E é isto que é preciso compreender. Quando as AAA cobravam entre três e cinco milhões de dólares para assegurar um poço, gastavam em resseguros cerca de um milhão, transformando todo o resto em lucro. Houve anos em que se perfuraram entre 50 e 70 poços. Só assim se percebe o acumular da fortuna da seguradora. As AAA eram uma mina de ouro que, além do mais, estava a ser muita bem explorada.

A pergunta que aqui é pertinente e que ninguém quer fazer é: de quem é a culpa? Quem entregou o pote de mel ao gatinho do laço vermelho? E quais as razões para essa entrega tão dedicada e afeiçoada? Será que foi o PCA da Sonangol que, por sua obra e graça, tomou essa decisão? Terá sido o chefe do PCA? Ou foi uma decisão a nível de partido? A realidade é tão difícil de entender como foi de a desfazer. E quando em 2015-16 o então PCA da Sonangol decidiu mexer no assunto, caiu o Carmo e a Trindade.

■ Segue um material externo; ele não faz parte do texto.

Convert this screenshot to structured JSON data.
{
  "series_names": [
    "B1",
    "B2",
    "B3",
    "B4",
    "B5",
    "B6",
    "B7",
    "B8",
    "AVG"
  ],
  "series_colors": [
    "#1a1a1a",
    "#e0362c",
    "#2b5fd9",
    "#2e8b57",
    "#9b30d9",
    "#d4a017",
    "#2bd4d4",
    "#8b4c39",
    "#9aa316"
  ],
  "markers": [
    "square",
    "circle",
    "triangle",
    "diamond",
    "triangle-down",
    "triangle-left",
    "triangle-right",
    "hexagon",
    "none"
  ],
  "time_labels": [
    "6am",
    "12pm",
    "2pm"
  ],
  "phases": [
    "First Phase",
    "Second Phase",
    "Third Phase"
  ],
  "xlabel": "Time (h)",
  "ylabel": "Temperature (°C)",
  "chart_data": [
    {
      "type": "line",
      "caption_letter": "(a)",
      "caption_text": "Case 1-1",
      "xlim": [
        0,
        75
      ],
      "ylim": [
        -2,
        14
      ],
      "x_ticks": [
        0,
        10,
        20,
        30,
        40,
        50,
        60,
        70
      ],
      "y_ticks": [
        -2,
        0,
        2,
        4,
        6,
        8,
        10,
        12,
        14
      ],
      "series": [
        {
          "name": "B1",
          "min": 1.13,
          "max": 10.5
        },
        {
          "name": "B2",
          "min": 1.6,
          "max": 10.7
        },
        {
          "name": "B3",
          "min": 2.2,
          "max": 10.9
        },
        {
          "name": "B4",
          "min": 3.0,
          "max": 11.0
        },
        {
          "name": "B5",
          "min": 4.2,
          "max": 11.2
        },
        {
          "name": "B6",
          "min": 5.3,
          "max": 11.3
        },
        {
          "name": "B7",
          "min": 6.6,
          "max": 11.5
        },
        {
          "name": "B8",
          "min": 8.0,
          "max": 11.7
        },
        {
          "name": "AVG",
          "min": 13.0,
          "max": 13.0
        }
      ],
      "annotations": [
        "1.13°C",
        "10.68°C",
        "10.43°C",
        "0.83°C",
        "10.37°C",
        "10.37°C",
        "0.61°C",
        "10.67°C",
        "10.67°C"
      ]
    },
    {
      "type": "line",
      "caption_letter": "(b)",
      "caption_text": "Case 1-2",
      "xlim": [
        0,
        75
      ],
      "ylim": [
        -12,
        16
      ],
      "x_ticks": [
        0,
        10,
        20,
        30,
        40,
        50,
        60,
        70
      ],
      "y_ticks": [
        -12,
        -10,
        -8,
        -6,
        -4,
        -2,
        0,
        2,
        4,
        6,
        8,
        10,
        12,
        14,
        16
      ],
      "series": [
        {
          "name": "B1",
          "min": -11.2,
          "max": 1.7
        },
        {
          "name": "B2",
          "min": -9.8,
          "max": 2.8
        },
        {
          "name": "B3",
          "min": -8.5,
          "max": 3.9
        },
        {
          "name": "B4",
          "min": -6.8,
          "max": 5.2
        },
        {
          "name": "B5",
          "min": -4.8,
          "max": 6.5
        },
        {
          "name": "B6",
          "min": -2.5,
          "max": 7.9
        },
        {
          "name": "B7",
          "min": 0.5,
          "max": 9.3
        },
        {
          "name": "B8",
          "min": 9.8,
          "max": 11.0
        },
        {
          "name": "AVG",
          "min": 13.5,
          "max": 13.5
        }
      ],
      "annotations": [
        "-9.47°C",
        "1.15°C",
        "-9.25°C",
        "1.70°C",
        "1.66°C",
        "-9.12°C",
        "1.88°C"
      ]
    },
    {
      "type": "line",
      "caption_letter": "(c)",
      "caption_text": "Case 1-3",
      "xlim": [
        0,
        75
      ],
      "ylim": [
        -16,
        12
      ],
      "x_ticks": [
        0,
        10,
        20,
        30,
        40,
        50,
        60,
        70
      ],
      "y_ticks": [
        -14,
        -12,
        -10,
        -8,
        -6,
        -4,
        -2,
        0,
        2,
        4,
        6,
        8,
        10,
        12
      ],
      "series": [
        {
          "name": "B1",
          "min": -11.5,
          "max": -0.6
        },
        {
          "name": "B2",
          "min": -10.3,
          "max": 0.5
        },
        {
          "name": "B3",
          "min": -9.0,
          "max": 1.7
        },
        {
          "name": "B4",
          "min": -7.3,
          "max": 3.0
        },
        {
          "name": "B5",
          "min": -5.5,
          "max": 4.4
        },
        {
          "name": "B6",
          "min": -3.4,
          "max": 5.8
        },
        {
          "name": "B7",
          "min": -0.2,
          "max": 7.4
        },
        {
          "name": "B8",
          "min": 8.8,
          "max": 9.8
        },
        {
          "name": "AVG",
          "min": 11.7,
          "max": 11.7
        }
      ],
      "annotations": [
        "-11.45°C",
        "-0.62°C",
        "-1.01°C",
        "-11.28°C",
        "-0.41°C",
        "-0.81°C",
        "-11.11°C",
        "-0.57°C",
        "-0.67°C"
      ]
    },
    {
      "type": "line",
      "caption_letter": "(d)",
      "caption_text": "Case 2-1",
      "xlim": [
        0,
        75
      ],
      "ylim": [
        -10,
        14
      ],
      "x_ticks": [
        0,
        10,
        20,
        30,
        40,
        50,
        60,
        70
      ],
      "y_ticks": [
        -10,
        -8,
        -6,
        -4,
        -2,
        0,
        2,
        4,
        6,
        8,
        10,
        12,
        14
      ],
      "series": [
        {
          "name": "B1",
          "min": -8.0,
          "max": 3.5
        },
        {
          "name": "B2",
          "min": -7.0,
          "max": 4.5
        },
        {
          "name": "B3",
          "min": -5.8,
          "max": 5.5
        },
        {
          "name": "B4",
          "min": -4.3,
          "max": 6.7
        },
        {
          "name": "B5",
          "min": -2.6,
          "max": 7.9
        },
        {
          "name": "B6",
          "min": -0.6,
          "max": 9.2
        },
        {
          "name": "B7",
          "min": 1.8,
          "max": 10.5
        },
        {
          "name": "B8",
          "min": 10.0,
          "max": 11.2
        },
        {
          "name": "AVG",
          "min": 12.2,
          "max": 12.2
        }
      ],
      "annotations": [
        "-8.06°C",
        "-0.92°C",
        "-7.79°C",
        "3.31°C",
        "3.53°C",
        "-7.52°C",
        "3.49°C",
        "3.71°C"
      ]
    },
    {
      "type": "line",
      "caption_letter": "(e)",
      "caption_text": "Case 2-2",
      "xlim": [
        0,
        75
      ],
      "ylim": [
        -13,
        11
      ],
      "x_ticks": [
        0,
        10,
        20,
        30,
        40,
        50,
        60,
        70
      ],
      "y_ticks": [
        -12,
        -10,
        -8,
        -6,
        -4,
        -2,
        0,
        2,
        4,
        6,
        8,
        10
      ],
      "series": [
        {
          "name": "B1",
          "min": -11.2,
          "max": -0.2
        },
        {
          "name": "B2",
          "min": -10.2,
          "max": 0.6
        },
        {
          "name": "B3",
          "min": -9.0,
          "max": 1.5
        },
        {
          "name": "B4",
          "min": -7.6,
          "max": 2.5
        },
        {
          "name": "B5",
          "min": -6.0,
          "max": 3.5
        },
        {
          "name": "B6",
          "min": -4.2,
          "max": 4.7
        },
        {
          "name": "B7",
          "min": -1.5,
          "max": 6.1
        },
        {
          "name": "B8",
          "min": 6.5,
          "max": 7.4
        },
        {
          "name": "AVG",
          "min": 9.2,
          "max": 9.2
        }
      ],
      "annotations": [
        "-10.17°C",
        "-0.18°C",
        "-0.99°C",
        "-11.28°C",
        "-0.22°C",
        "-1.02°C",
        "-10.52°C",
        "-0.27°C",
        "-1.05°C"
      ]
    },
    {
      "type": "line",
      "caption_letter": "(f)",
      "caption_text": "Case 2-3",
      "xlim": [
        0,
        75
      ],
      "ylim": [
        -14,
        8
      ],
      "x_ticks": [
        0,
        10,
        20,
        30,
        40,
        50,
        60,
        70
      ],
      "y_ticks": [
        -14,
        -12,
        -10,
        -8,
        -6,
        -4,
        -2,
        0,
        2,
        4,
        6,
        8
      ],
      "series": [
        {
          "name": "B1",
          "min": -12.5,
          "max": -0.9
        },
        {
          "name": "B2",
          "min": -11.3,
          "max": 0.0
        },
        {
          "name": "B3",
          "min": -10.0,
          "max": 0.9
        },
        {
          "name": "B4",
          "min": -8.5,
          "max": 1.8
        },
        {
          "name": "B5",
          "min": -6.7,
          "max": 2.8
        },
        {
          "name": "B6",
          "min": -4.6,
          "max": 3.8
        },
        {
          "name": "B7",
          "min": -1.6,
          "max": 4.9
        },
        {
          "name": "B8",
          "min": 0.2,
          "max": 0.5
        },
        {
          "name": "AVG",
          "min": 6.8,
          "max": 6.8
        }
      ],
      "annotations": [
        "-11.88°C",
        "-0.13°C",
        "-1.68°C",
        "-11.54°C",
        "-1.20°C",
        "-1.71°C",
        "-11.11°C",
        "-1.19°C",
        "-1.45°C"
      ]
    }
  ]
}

As multinacionais fecharam os olhos e foram cúmplices no processo, porque tiravam benefícios directos desse malabarismo. Como é sabido, todas elas beneficiam da recuperação total do investimento (à excepção do empreiteiro dos blocos 9 e 21) com um ‘uplift’ (juro??) que varia entre 30 e 50 por cento. Com esse ‘uplift’, o empreiteiro gasta um milhão, porém recupera esse milhão adicionado de 300 a 500 mil. Ora, isso é um grande negócio para os empreiteiros que, por causa desse ‘uplift’, não se preocupam em poupar. Aliás, convém mesmo é gastar.

A Sonangol deveria fiscalizar essas operações, coisa que nunca fez pensando em Angola. Permitia-se às operadoras fazerem o que queriam desde que alguns contratos de serviços locais fossem cedidos aos fiscais e aos associados. Foi assim que se desenvolveram aqui, na nossa nguimbi, as operações petrolíferas mais caras do mundo. Todo o mundo sobrefacturava, só que ninguém acumulou tanto como as AAA. As AAA tinham o creme da nata.

Com tudo isto, quero dizer que a indústria nacional de petróleos sofreu (sofre?) da síndrome de facturação mangolê. Uns mais do que os outros, porém todos, e cada um à sua maneira, sobrefacturaram. E as coisas abrandaram um bocado com a crise que não nos quer abandonar, bem como a melhor gestão que a Sonangol teve em 2017. Só em 2017, a gestão que a Sonangol teve eliminou, em média, cerca de 20 por cento dessa gordura.

Por isso é que eu digo que ‘PeGeR’, quando o assunto é triste. E, para confundir, aparece agora a PGR a apropriar-se da propriedade das AAA, a única entidade que, pelos vistos, economizou alguns cobres, acusando-os de roubo. PeGeR porque a PGR acaba de dar mais um tiro nos pés sem primeiro verificar que não tinha botas à prova de balas. Como irá a PGR provar aos suíços que o kumbu, em nome do gatinho de laço vermelho, foi roubado sem questionar tudo o resto? Afinal de contas, as AAA não apontaram armas a ninguém. Não geriram orçamentos do Estado. Não pediram kilapis. Nem sequer era proibido transferir kumbu para o exterior do país. As AAA venderam um serviço que estava legitimamente autorizado a fazer. As AAA até estavam protegidas pelo Estado. As AAA apresentaram facturas aos seus clientes e esses pagaram as ditas facturas. Incluindo a própria Sonangol. As AAA cumpriram como empresa. E facturaram feio.

A acção da PGR vai tirar o que resta de confiança aos investidores que para cá queiram vir e assim matar o crescimento do país pelo menos até que essa confiança seja restabelecida. E isso vai levar anos.

E esse povo que não entende dessas malandrices, que luta todos os dias contra tudo e contra todos, ri-se, porque gosta de rir. PeGeR. A PGR precisa de melhorar a sua postura. E quem lá manda tem de deixar de querer ser o Trinitá. Só assim, iremos corrigir o que está mal e melhorar o que está bem. E quem ganhará é o povo. O futuro promete.